On the Moon, pioneer drilling uncovered deep ice beds, and exposure of these led to a thin atmosphere. Nanotech agents ferreted out further light elements, releasing them for the first time in 4 billion years. Capping of this atmosphere with a spherical lunar monolayer trapped more, while allowing free transport through gate-gaps.

By this time the most valuable bulk commodity in the inner Solar System had become light elements, gathered from cometary nuclei. Harvesting of volatiles from objects in the Kuiper Belt and, later, the Oort Cloud, led to the ‘Wild West’ phase of water prospectors, lighting Earth's night skies with thousands of outgassing tails. Water-rich objects were sold to development firms on Mars and the Moon, flown by their own gas pressures to landing sites, and dropped to create crater-basins. These were domed and outfitted, their soils cultured with nanobacteria, and condominiums opened within 100 days of impact. This proved to be the biggest driver in atmospheric accumulation.

2345: the supernova catastrophe

Early warning that a star 92 light years away was to become a supernova prompted extensive defence measures. To block line-of-sight effects, engineers moved the Moon closer to Earth through artful gravitational flybys of asteroids. While the Farside observatories got a good view of the supernova, projected impact effects upon Earth itself demanded new stewardship measures to offset particle and photon fluxes, and increased cosmic ray heating.

2600: the hydrogen wall

Earth had spent several million years serenely gliding through the low-density Local Bubble, a hole blown by an ancient supernova. Abruptly crossing this edge into a high-density molecular cloud brought a sudden intrusion of interstellar hydrogen into the inner Solar System. Imminent disruption of commerce with the outer, water-rich provinces fuelled a new understanding of both particle and magnetic pressures throughout the heliosphere. This prompted the discovery that the electrodynamic forces of large magnetospheres, principally of the Sun and Jupiter, could be tuned to short-circuit certain current paths. This brought the flowering of magnetospheric engineering. Closure of cosmic current loops brought protection to the Martian Free States and saved the Asteroid Anarchy. This protection came at the expense of the energy needed to maintain the Jovian discharge, now used to cleanse and mine valuable ices from the Jovian moons, as well as regulating hydrogen intrusion.

2800–present: solar stewardship

The puzzling lack of neutrinos from the solar core was explained when the effects finally percolated to the surface, forcing a re-examination of our understanding of the Sun's evolution. A damping of the interior fires lay ahead, and only intervention could avert a fractional decline in solar emissions. Construction of a plasma torus inside the orbit of Mercury took a century: activation of inductive currents in the torus produced a magnetic field centring on the solar core: cyclic tuning of these fields drove convective circulation between the core and outer shells, refreshing the solar furnace. Transfer of these energies to the surface through magnetic zone effects enabled engineers to overcome the slowing effect of photon diffusion from the core, so that immediate warming of the corona appeared within half a century.

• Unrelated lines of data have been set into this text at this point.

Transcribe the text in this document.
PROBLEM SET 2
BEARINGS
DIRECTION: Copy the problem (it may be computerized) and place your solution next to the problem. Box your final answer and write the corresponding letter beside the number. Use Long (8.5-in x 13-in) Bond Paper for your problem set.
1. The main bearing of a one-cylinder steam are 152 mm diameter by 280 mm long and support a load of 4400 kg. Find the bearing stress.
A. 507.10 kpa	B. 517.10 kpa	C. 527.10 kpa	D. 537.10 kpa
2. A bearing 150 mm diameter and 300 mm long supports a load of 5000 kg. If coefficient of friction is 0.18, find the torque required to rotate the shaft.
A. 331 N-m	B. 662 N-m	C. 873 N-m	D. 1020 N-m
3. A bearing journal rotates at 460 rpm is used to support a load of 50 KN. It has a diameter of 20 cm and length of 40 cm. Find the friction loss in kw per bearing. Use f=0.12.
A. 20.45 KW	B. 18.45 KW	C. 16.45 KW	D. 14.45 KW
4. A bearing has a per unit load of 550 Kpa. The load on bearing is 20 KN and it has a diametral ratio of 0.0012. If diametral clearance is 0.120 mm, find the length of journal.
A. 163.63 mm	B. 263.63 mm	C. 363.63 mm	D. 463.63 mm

After that, it was a short step to finer tuning, so that emissions could be directed at specific targets in the Solar System. This allowed further warming of Mars and cometary communities which had set up housekeeping in the inner solar system, greatly expanding the human prospect.

3000+: whither the species?

Interstellar travel now promises to extend the human habit of stewardship to the galaxy as a whole. The more radical megaengineers advocate further experiments in the Solar System, but resurgent Puritan Enviros vehemently oppose tinkering with planetary equilibria already struck. In particular, the recent proposal of a ‘day without sun’ — turning off sunlight as a laboratory experiment, to test new theories — faces widespread opposition. As always, the boundaries of the human reach remain our most vexing moral problem. Yet somehow, the perimeter keeps increasing. Perhaps that is the most enduring lesson.